What is “be a man” culture? Think about the images or words that flood your mind when you think of the word “man.” What are they? Like me, you may see almost a superhero like being. Muscular and built, smart and good with the ladies. This man doesn’t shed a tear, he’s confident.

This picture that seems to be burned into not only my mind, but a lot of people’s minds is that same picture that is detrimental to our boys’ emotional wellbeing. The pressure to be that man we envision in our heads is be a man culture. The mental image of that man a lot of us seem to have has been put into our heads from television shows and movies since we were young kids.

Without even realizing it, young men have an idea of what being a male is from an early age. They want to fit into this mold because they feel that’s how they should be. Society puts them into this small box when really, it’s unfair.

Male leads in television shows and movies show men to be athletic or extremely smart. They may be extremely wealthy or the world’s super hero. No matter what role they play, they all seem to have something in common. Men in television screens show little to no vulnerability. It makes the man look weak-therefore boys think they will look weak.

We don’t just see it in the media. Parents can push their young boys into fitting into this mold as well and most of them don’t realize they’re doing it. We tend to see it more often from fathers than mothers, though it may not be true for every family. Fathers like to see their son playing baseball like they did as a kid, they tell them to “rub some mud on it and toughen up.” These comments don’t seem like a big deal. A father making sly comments about his son being in choir rather than football doesn’t seem like a huge problem.

Then we put the boys into school, where they have to figure out where they fit in to. The pressure is to be the fastest to run the mile in gym class and never be caught crying because, as we all know by now, boys aren’t supposed to cry.

What’s the overall issue here? What are the consequences of all these things? Even if we can’t see a sudden change, over time this desensitizes boys to their feelings. So, when they mature into young adults, they bottle up their emotions, making it harder during adolescence for teenage boys. They contort themselves with their emotions and insecurities to fit into this box that society puts them in. Bottling emotions can create unhealthy habits and be a heavy weight on someone’s chest.

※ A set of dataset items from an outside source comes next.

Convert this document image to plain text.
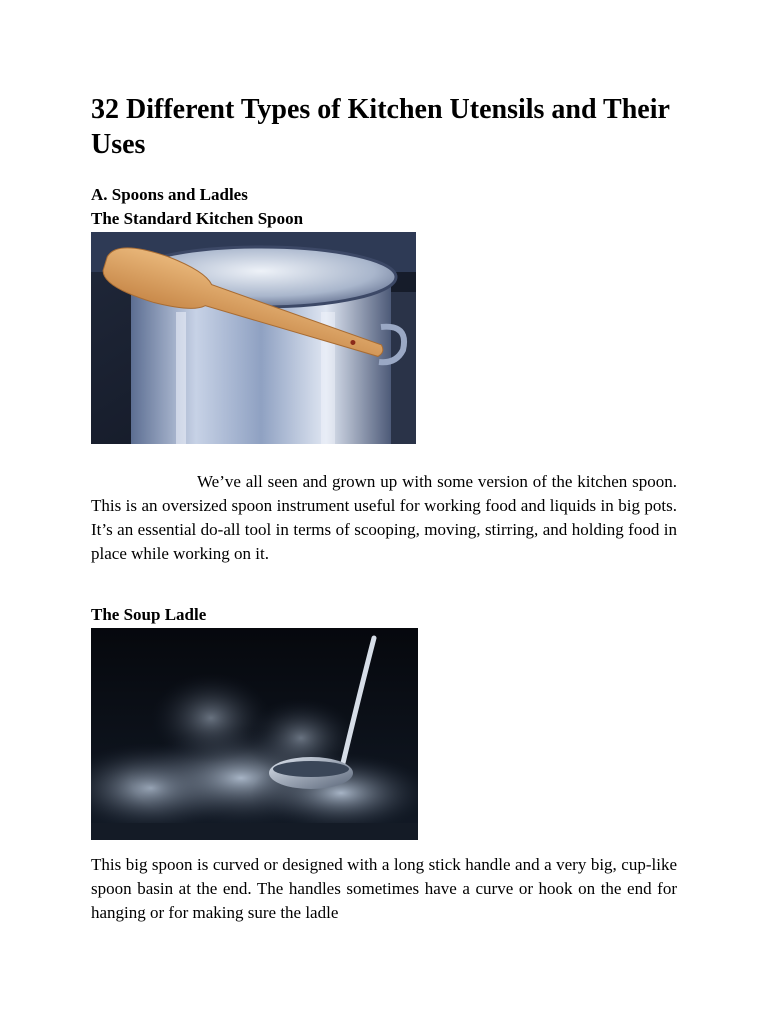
32 Different Types of Kitchen Utensils and Their Uses
A. Spoons and Ladles
The Standard Kitchen Spoon

We’ve all seen and grown up with some version of the kitchen spoon. This is an oversized spoon instrument useful for working food and liquids in big pots. It’s an essential do-all tool in terms of scooping, moving, stirring, and holding food in place while working on it.

The Soup Ladle

This big spoon is curved or designed with a long stick handle and a very big, cup-like spoon basin at the end. The handles sometimes have a curve or hook on the end for hanging or for making sure the ladle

Parts of society have worked on eliminating gender roles, for example, men didn’t play as big of a role in our beauty community as they do now. Activists have also played a role on social media to address this issue. But I don’t think gender roles are our only problem here. I think to resolve this issue, we need to introduce young boys to talking about their feelings at a young age.

We should normalize men having feelings and eliminate the stereotypes in men. Parents should try methods of talking through their emotions with young boys. Make it known from an early age that it’s okay to feel certain ways and it is okay to want to talk about it with someone they trust.

This way, men can feel safe being more vulnerable with their friends and family. Not only will their mental health improve, but so will their relationships. By normalizing emotions, society can change the phrase, “be a man” into a more positive saying.